When it comes to the development of British rock music, there's very little about Robert Wyatt that sticks to the conventional narrative. In fact, as Marcus O'Dair's wonderful biography attests, it can be argued that Wyatt's entire sixty-nine years have been spent off-script. A love child whose father was absent until he was six. The boho-village childhood in Kent. The English psychedelia of Soft Machine, when everyone else was looking to American blues. The dizzying plurality of his solo career, embracing politico avant-jazz one moment, The Monkees the next. Wyatt, in his own words, continues to lead "an improvised life".

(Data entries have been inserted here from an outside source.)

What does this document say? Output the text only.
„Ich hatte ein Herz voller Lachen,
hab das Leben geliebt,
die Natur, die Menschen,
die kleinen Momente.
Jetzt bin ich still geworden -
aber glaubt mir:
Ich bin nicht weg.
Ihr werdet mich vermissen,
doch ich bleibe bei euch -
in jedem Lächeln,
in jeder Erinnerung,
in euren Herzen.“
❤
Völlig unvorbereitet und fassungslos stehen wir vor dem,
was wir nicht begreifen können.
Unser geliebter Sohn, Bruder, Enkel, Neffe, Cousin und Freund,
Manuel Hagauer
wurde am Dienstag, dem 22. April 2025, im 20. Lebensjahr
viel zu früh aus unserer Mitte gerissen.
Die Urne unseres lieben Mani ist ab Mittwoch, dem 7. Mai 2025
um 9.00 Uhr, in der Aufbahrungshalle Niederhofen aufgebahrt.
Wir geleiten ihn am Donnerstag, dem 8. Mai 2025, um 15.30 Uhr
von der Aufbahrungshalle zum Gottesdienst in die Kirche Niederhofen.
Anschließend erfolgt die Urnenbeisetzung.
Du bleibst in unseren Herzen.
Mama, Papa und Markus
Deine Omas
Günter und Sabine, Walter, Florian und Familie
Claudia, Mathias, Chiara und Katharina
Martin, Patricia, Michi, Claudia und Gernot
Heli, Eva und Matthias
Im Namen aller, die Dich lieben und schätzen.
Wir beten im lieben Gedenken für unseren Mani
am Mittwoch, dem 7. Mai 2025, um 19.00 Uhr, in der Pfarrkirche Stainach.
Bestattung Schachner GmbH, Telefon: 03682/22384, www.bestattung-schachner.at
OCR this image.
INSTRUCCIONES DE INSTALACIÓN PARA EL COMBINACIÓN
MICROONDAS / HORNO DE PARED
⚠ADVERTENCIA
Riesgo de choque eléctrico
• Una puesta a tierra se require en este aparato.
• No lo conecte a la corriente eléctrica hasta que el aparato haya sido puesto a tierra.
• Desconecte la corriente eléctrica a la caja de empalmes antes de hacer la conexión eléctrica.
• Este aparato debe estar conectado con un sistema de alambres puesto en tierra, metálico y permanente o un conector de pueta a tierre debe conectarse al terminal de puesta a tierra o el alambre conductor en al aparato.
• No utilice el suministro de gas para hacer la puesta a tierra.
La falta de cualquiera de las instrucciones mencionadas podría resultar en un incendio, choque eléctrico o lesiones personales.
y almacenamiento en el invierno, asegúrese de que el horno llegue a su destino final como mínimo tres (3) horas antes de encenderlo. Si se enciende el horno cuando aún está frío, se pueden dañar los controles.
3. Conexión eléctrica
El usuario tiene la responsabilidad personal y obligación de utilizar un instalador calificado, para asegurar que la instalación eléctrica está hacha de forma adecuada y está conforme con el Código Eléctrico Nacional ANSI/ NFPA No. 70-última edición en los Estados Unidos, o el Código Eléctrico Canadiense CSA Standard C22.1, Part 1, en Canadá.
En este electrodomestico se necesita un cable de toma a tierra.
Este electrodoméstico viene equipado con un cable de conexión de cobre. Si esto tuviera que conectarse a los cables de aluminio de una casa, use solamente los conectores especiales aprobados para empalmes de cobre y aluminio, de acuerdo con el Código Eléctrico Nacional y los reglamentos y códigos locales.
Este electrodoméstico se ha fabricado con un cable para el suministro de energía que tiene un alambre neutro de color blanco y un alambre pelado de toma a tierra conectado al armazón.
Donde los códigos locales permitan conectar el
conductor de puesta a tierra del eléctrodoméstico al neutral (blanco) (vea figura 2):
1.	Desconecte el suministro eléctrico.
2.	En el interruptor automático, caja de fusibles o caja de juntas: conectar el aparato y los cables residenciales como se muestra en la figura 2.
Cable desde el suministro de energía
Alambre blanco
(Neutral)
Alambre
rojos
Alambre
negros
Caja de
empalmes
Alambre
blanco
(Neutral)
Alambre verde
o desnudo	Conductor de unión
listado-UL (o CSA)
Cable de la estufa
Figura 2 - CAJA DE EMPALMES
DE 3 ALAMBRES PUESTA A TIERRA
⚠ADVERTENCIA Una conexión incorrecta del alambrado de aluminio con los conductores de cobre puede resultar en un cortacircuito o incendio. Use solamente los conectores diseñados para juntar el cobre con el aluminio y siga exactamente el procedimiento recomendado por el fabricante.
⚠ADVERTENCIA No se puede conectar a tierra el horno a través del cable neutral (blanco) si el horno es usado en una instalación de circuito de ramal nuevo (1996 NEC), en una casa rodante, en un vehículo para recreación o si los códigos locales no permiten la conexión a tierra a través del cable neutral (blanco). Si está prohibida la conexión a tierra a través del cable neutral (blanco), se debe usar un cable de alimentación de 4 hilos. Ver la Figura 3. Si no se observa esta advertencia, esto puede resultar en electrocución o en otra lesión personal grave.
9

There seems to be nothing calculated about any of this. Wyatt is instead painted as a law only unto himself, a man for whom high and low culture are often inseparable, his imagination aflame with all the possibilities on offer.
This has sometimes been his undoing. Early in his career he was too hung up on trying to be all things to all people, the wildman drummer/singer of a group that were otherwise impossibly straight~laced. One of O'Dair's many intriguing observations is that following the drunken four-storey fall that rendered Wyatt paraplegic in 1973, the musician's career choices actually sharpened. No longer able to drum, tour or play the role of boozy bozo, to him it was "truly liberating".
O'Dair conveys his admiration for Wyatt without ever resorting to hagiography. His subject is shown to be complex and - certainly in his Soft Machine days - difficult.
Yet what ultimately emerges is a man of warmth and compassion, adored by many, but whose self-admonishment often borders on the tragic. Prone to bouts of depression, Wyatt had attempted suicide twice before he reached thirty. And his unwanted exit from Soft Machine - squeezed out of his own group in "a jazz-rock coup d'état" - still gives him nightmares, over forty years on. As his wife Alfreda Benge puts it, Wyatt has always been missing one layer of skin.
Due attention is paid here to the luminous beauty of Wyatt's recorded output too, either with the Softs, Matching Mole or solo. But special mention goes to that remarkable voice, a tremulous thing of such vulnerability that his great friend Brian Eno likened it to "a poor innocent cast into a complicated world". You could, at a stretch, apply that to Wyatt himself.